Le final de la saga n’a toujours pas démarré son tournage. En cause, un budget à recalibrer dans un box-office devenu beaucoup moins prévisible.
En bref
- Fast Forever est retardé principalement à cause de son budget, pas à cause de problèmes avec le casting ou le réalisateur.
- Universal Pictures veut réduire les coûts face à un box-office devenu plus incertain pour les grosses franchises.
- La saga Fast and Furious prépare sa conclusion au cinéma tout en développant déjà de nouveaux projets dérivés.
Le problème de Fast Forever tient en un mot, budget. Pas un clash en coulisses, pas une star qui lâche le volant, pas un réalisateur parti voir ailleurs pour de bon. Et vu l’état actuel du box-office, Universal Pictures a plutôt raison de serrer les boulons.
Le blocage, c’est l’argent, pas l’équipe
Le film final de la saga Fast and Furious n’a toujours pas lancé son tournage. Pourtant, le gros morceau rassurant est là, le casting est toujours embarqué et Louis Leterrier aussi. Le cinéaste a expliqué à The Hollywood Reporter que le retard vient surtout de la nécessité d’aligner les besoins financiers du film avec une réalité devenue plus rude en salles.
En gros, les films ont changé, les goûts du public aussi, et les recettes ne suivent plus les mêmes règles. Louis Leterrier dit toujours vouloir conclure la franchise de la meilleure manière possible, et il reste contractuellement attaché au projet.
Louis Leterrier attend, mais ne reste pas immobile
En attendant que la machine redémarre, Louis Leterrier bosse. Il s’apprête à boucler Liminal, un thriller pour Apple, et il a aussi la saison 4 de Lupin dans le viseur pour Netflix. Rien d’étonnant, d’ailleurs. Un réalisateur ne reste pas assis à patienter pendant des mois, surtout sur un blockbuster de cette taille.

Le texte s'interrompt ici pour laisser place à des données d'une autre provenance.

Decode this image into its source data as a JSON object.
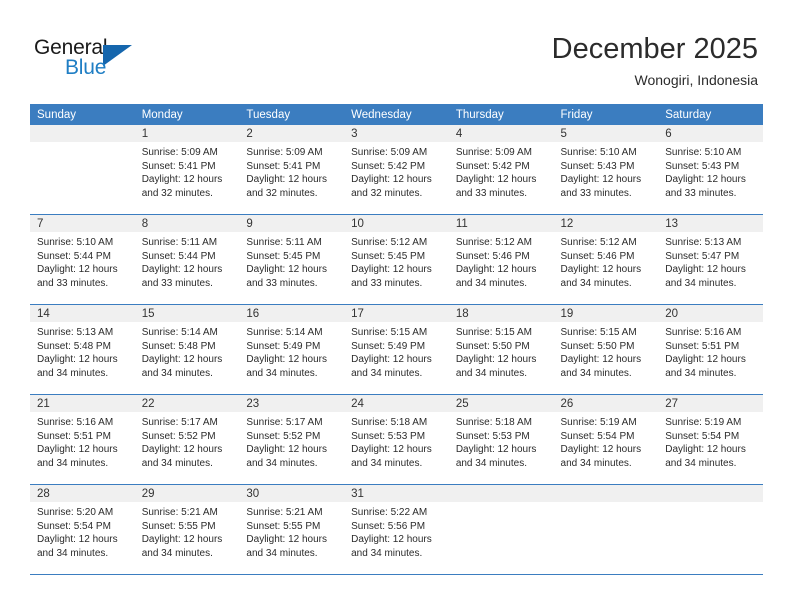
{
  "brand": {
    "name_part1": "General",
    "name_part2": "Blue",
    "accent_color": "#1f7ec4",
    "triangle_color": "#1566ad"
  },
  "header": {
    "month_title": "December 2025",
    "location": "Wonogiri, Indonesia"
  },
  "calendar": {
    "header_bg": "#3b7dc0",
    "daynum_bg": "#f0f0f0",
    "weekday_headers": [
      "Sunday",
      "Monday",
      "Tuesday",
      "Wednesday",
      "Thursday",
      "Friday",
      "Saturday"
    ],
    "weeks": [
      [
        {
          "day": "",
          "sunrise": "",
          "sunset": "",
          "daylight1": "",
          "daylight2": "",
          "empty": true
        },
        {
          "day": "1",
          "sunrise": "Sunrise: 5:09 AM",
          "sunset": "Sunset: 5:41 PM",
          "daylight1": "Daylight: 12 hours",
          "daylight2": "and 32 minutes.",
          "empty": false
        },
        {
          "day": "2",
          "sunrise": "Sunrise: 5:09 AM",
          "sunset": "Sunset: 5:41 PM",
          "daylight1": "Daylight: 12 hours",
          "daylight2": "and 32 minutes.",
          "empty": false
        },
        {
          "day": "3",
          "sunrise": "Sunrise: 5:09 AM",
          "sunset": "Sunset: 5:42 PM",
          "daylight1": "Daylight: 12 hours",
          "daylight2": "and 32 minutes.",
          "empty": false
        },
        {
          "day": "4",
          "sunrise": "Sunrise: 5:09 AM",
          "sunset": "Sunset: 5:42 PM",
          "daylight1": "Daylight: 12 hours",
          "daylight2": "and 33 minutes.",
          "empty": false
        },
        {
          "day": "5",
          "sunrise": "Sunrise: 5:10 AM",
          "sunset": "Sunset: 5:43 PM",
          "daylight1": "Daylight: 12 hours",
          "daylight2": "and 33 minutes.",
          "empty": false
        },
        {
          "day": "6",
          "sunrise": "Sunrise: 5:10 AM",
          "sunset": "Sunset: 5:43 PM",
          "daylight1": "Daylight: 12 hours",
          "daylight2": "and 33 minutes.",
          "empty": false
        }
      ],
      [
        {
          "day": "7",
          "sunrise": "Sunrise: 5:10 AM",
          "sunset": "Sunset: 5:44 PM",
          "daylight1": "Daylight: 12 hours",
          "daylight2": "and 33 minutes.",
          "empty": false
        },
        {
          "day": "8",
          "sunrise": "Sunrise: 5:11 AM",
          "sunset": "Sunset: 5:44 PM",
          "daylight1": "Daylight: 12 hours",
          "daylight2": "and 33 minutes.",
          "empty": false
        },
        {
          "day": "9",
          "sunrise": "Sunrise: 5:11 AM",
          "sunset": "Sunset: 5:45 PM",
          "daylight1": "Daylight: 12 hours",
          "daylight2": "and 33 minutes.",
          "empty": false
        },
        {
          "day": "10",
          "sunrise": "Sunrise: 5:12 AM",
          "sunset": "Sunset: 5:45 PM",
          "daylight1": "Daylight: 12 hours",
          "daylight2": "and 33 minutes.",
          "empty": false
        },
        {
          "day": "11",
          "sunrise": "Sunrise: 5:12 AM",
          "sunset": "Sunset: 5:46 PM",
          "daylight1": "Daylight: 12 hours",
          "daylight2": "and 34 minutes.",
          "empty": false
        },
        {
          "day": "12",
          "sunrise": "Sunrise: 5:12 AM",
          "sunset": "Sunset: 5:46 PM",
          "daylight1": "Daylight: 12 hours",
          "daylight2": "and 34 minutes.",
          "empty": false
        },
        {
          "day": "13",
          "sunrise": "Sunrise: 5:13 AM",
          "sunset": "Sunset: 5:47 PM",
          "daylight1": "Daylight: 12 hours",
          "daylight2": "and 34 minutes.",
          "empty": false
        }
      ],
      [
        {
          "day": "14",
          "sunrise": "Sunrise: 5:13 AM",
          "sunset": "Sunset: 5:48 PM",
          "daylight1": "Daylight: 12 hours",
          "daylight2": "and 34 minutes.",
          "empty": false
        },
        {
          "day": "15",
          "sunrise": "Sunrise: 5:14 AM",
          "sunset": "Sunset: 5:48 PM",
          "daylight1": "Daylight: 12 hours",
          "daylight2": "and 34 minutes.",
          "empty": false
        },
        {
          "day": "16",
          "sunrise": "Sunrise: 5:14 AM",
          "sunset": "Sunset: 5:49 PM",
          "daylight1": "Daylight: 12 hours",
          "daylight2": "and 34 minutes.",
          "empty": false
        },
        {
          "day": "17",
          "sunrise": "Sunrise: 5:15 AM",
          "sunset": "Sunset: 5:49 PM",
          "daylight1": "Daylight: 12 hours",
          "daylight2": "and 34 minutes.",
          "empty": false
        },
        {
          "day": "18",
          "sunrise": "Sunrise: 5:15 AM",
          "sunset": "Sunset: 5:50 PM",
          "daylight1": "Daylight: 12 hours",
          "daylight2": "and 34 minutes.",
          "empty": false
        },
        {
          "day": "19",
          "sunrise": "Sunrise: 5:15 AM",
          "sunset": "Sunset: 5:50 PM",
          "daylight1": "Daylight: 12 hours",
          "daylight2": "and 34 minutes.",
          "empty": false
        },
        {
          "day": "20",
          "sunrise": "Sunrise: 5:16 AM",
          "sunset": "Sunset: 5:51 PM",
          "daylight1": "Daylight: 12 hours",
          "daylight2": "and 34 minutes.",
          "empty": false
        }
      ],
      [
        {
          "day": "21",
          "sunrise": "Sunrise: 5:16 AM",
          "sunset": "Sunset: 5:51 PM",
          "daylight1": "Daylight: 12 hours",
          "daylight2": "and 34 minutes.",
          "empty": false
        },
        {
          "day": "22",
          "sunrise": "Sunrise: 5:17 AM",
          "sunset": "Sunset: 5:52 PM",
          "daylight1": "Daylight: 12 hours",
          "daylight2": "and 34 minutes.",
          "empty": false
        },
        {
          "day": "23",
          "sunrise": "Sunrise: 5:17 AM",
          "sunset": "Sunset: 5:52 PM",
          "daylight1": "Daylight: 12 hours",
          "daylight2": "and 34 minutes.",
          "empty": false
        },
        {
          "day": "24",
          "sunrise": "Sunrise: 5:18 AM",
          "sunset": "Sunset: 5:53 PM",
          "daylight1": "Daylight: 12 hours",
          "daylight2": "and 34 minutes.",
          "empty": false
        },
        {
          "day": "25",
          "sunrise": "Sunrise: 5:18 AM",
          "sunset": "Sunset: 5:53 PM",
          "daylight1": "Daylight: 12 hours",
          "daylight2": "and 34 minutes.",
          "empty": false
        },
        {
          "day": "26",
          "sunrise": "Sunrise: 5:19 AM",
          "sunset": "Sunset: 5:54 PM",
          "daylight1": "Daylight: 12 hours",
          "daylight2": "and 34 minutes.",
          "empty": false
        },
        {
          "day": "27",
          "sunrise": "Sunrise: 5:19 AM",
          "sunset": "Sunset: 5:54 PM",
          "daylight1": "Daylight: 12 hours",
          "daylight2": "and 34 minutes.",
          "empty": false
        }
      ],
      [
        {
          "day": "28",
          "sunrise": "Sunrise: 5:20 AM",
          "sunset": "Sunset: 5:54 PM",
          "daylight1": "Daylight: 12 hours",
          "daylight2": "and 34 minutes.",
          "empty": false
        },
        {
          "day": "29",
          "sunrise": "Sunrise: 5:21 AM",
          "sunset": "Sunset: 5:55 PM",
          "daylight1": "Daylight: 12 hours",
          "daylight2": "and 34 minutes.",
          "empty": false
        },
        {
          "day": "30",
          "sunrise": "Sunrise: 5:21 AM",
          "sunset": "Sunset: 5:55 PM",
          "daylight1": "Daylight: 12 hours",
          "daylight2": "and 34 minutes.",
          "empty": false
        },
        {
          "day": "31",
          "sunrise": "Sunrise: 5:22 AM",
          "sunset": "Sunset: 5:56 PM",
          "daylight1": "Daylight: 12 hours",
          "daylight2": "and 34 minutes.",
          "empty": false
        },
        {
          "day": "",
          "sunrise": "",
          "sunset": "",
          "daylight1": "",
          "daylight2": "",
          "empty": true
        },
        {
          "day": "",
          "sunrise": "",
          "sunset": "",
          "daylight1": "",
          "daylight2": "",
          "empty": true
        },
        {
          "day": "",
          "sunrise": "",
          "sunset": "",
          "daylight1": "",
          "daylight2": "",
          "empty": true
        }
      ]
    ]
  }
}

Il l’a résumé avec une formule assez parlante, il a hâte, mais il ne peut pas juste attendre. Et ça raconte bien la situation actuelle de la franchise, toujours vivante, mais coincée dans une phase de recalibrage.
Universal Pictures joue la prudence, et c’est logique
Le contexte explique pas mal de choses. Depuis un an, le marché en salles alterne entre gros cartons et contre-performances à répétition. Même des franchises bien installées ont connu des ratés, avec des titres comme Masters of the Universe, Supergirl, Minions ou Vaiana. Et le simple nom d’une star ne suffit plus à faire la différence, le bruit autour de certaines sorties avale vite le reste.
Du coup, contenir le budget de Fast Forever a du sens. Les derniers volets ont continué à bien marcher, mais sans repasser au-dessus des 800 millions de dollars, là où deux films précédents avaient franchi le milliard. Pour un final, mieux vaut sécuriser la rentabilité que miser sur un jackpot automatique. Clairement, Universal ne veut pas finir en sur-régime.
La fin au cinéma, pas la fin de la machine
Et la bonne nouvelle pour la marque, c’est que tout ne repose pas sur ce seul film. Quatre projets TV sont déjà en développement, avec des personnages hérités de la franchise dans le paysage. La saga peut donc clore son arc actuel sans couper le moteur derrière.
La sortie de Fast Forever reste calée à 2027. Si le studio règle son équation budgétaire sans saboter l’ampleur du final, c’est probablement la décision la plus saine de tout ce dossier.